The discomfort you feel when you slow down isn’t laziness—it’s detox. It’s the ache of unlearning. Because somewhere along the way, we were taught that exhaustion was noble. That being burnt out meant we were doing something right. That stillness was selfish. That if you stopped, you’d be forgotten.
But what if rest is the portal?
What if the clarity you’ve been praying for lives on the other side of silence?
What if your next breakthrough isn’t in what you do, but in what you release?
So many of us are unknowingly depriving ourselves of the very thing that could change everything. And rest doesn’t just look like naps or soft music and candles. Rest is honoring your boundaries. Saying no without guilt. Declining what depletes you. It’s the sacred pause that gives your body and spirit room to catch up with your heart.
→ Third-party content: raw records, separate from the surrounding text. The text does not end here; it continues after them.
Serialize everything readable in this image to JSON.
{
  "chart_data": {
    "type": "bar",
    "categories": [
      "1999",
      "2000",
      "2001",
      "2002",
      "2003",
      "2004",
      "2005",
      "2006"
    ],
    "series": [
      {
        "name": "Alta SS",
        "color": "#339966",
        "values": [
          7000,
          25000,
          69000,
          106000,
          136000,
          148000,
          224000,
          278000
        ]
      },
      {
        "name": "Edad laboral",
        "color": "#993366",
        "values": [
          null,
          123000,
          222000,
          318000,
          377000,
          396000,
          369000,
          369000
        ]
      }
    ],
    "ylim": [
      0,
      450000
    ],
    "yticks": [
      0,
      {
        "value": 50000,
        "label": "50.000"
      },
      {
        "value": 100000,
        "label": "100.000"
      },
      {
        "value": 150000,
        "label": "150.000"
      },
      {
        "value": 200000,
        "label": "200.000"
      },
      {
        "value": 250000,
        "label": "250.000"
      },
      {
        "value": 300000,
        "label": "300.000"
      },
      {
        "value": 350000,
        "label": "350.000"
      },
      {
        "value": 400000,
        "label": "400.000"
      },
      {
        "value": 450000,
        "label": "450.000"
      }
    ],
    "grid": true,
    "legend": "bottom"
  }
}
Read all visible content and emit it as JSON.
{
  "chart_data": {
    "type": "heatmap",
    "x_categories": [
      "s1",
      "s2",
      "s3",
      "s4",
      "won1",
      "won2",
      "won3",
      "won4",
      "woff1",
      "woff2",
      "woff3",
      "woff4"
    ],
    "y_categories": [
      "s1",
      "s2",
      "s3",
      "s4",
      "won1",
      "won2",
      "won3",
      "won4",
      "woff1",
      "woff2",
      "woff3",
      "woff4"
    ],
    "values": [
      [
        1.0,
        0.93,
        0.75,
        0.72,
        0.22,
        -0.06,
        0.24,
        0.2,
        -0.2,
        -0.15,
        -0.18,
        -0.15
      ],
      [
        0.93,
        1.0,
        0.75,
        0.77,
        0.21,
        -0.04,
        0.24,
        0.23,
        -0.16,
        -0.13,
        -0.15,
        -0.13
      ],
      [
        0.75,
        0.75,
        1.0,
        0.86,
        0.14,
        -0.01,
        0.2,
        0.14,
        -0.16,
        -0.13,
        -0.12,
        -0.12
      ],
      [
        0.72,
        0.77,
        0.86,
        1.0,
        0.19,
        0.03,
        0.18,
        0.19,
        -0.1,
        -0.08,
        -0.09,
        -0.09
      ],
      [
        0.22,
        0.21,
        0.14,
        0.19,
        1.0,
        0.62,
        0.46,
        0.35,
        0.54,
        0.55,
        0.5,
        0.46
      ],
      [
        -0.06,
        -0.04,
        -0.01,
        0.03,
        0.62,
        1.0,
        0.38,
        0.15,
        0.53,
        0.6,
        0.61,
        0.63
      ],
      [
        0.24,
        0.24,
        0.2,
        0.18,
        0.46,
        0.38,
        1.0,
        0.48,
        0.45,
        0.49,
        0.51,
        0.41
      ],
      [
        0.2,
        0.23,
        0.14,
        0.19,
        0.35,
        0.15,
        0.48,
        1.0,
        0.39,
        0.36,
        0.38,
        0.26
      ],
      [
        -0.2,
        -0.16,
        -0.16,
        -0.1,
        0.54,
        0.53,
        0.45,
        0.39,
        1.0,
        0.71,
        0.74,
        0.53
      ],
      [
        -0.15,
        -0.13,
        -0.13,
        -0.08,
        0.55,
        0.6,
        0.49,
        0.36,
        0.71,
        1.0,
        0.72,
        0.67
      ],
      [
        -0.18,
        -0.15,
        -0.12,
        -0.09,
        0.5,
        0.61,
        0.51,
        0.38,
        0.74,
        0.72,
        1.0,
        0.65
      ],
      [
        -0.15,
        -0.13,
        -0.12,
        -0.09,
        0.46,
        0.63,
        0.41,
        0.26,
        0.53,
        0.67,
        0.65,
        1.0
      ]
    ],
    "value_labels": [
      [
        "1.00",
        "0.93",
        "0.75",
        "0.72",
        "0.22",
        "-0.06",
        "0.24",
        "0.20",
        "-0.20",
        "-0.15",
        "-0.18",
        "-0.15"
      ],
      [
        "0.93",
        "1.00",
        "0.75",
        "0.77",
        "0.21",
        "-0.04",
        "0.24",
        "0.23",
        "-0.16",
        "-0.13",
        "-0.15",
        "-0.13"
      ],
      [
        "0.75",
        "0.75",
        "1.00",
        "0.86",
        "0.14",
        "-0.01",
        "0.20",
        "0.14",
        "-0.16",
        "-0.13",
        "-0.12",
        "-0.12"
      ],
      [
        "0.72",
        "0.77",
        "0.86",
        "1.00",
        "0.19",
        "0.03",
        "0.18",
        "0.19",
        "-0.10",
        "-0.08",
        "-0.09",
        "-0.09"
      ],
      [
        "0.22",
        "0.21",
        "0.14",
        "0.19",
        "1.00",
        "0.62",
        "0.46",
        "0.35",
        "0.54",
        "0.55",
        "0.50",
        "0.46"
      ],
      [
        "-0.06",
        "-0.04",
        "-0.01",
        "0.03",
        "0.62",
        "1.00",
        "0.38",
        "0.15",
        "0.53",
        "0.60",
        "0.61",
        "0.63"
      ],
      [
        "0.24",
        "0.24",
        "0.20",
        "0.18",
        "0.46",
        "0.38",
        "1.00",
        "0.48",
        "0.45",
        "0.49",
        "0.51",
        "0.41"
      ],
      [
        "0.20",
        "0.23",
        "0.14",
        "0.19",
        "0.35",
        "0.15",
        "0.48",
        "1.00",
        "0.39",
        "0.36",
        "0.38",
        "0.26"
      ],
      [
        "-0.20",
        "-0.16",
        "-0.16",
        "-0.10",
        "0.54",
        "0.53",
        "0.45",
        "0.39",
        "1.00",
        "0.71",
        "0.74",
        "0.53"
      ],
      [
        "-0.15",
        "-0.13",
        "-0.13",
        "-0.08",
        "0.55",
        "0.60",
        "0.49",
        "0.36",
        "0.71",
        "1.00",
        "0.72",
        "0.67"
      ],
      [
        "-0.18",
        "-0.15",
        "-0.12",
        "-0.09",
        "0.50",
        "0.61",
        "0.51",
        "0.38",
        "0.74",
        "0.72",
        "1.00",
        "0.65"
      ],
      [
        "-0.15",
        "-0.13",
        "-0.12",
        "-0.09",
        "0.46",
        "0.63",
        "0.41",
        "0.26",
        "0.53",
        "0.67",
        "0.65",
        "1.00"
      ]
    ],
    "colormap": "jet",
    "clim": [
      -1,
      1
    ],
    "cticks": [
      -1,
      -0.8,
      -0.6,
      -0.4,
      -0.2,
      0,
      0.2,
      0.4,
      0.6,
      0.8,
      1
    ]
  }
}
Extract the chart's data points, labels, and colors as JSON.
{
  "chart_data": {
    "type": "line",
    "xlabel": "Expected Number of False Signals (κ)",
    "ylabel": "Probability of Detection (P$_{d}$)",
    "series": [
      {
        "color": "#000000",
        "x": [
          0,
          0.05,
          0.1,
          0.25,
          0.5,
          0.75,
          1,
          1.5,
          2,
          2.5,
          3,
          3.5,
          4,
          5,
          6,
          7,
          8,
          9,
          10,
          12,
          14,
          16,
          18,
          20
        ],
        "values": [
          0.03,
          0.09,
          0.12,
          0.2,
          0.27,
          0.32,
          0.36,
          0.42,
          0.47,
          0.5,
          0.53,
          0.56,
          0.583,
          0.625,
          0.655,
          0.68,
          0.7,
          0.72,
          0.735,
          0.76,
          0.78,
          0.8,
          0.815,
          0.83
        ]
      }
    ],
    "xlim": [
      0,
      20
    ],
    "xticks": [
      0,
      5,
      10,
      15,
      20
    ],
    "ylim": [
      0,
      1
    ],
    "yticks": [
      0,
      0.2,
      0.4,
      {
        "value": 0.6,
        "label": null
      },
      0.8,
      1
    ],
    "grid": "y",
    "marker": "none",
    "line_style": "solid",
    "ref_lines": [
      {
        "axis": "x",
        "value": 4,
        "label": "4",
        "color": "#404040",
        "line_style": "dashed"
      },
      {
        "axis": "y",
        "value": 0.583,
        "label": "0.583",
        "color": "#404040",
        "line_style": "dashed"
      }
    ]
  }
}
It’s the inner permission to be—not constantly prove. And yes, some days it’s still hard. I fidget. I overthink. I reach for something to fix. Something to finish. But then I breathe—and I remember:
I am not lazy for needing restoration.
I am human for needing rest.
So if you’ve been feeling the urge to slow down but guilt keeps creeping in—let this be your permission slip.
You are allowed to take a break.
You are allowed to be tired.
You are allowed to do less and still be worthy of love, peace, and softness.
Because you are only as good to the world as you are to yourself.
And being good to yourself starts with rest.
With all my love, I pray this helps.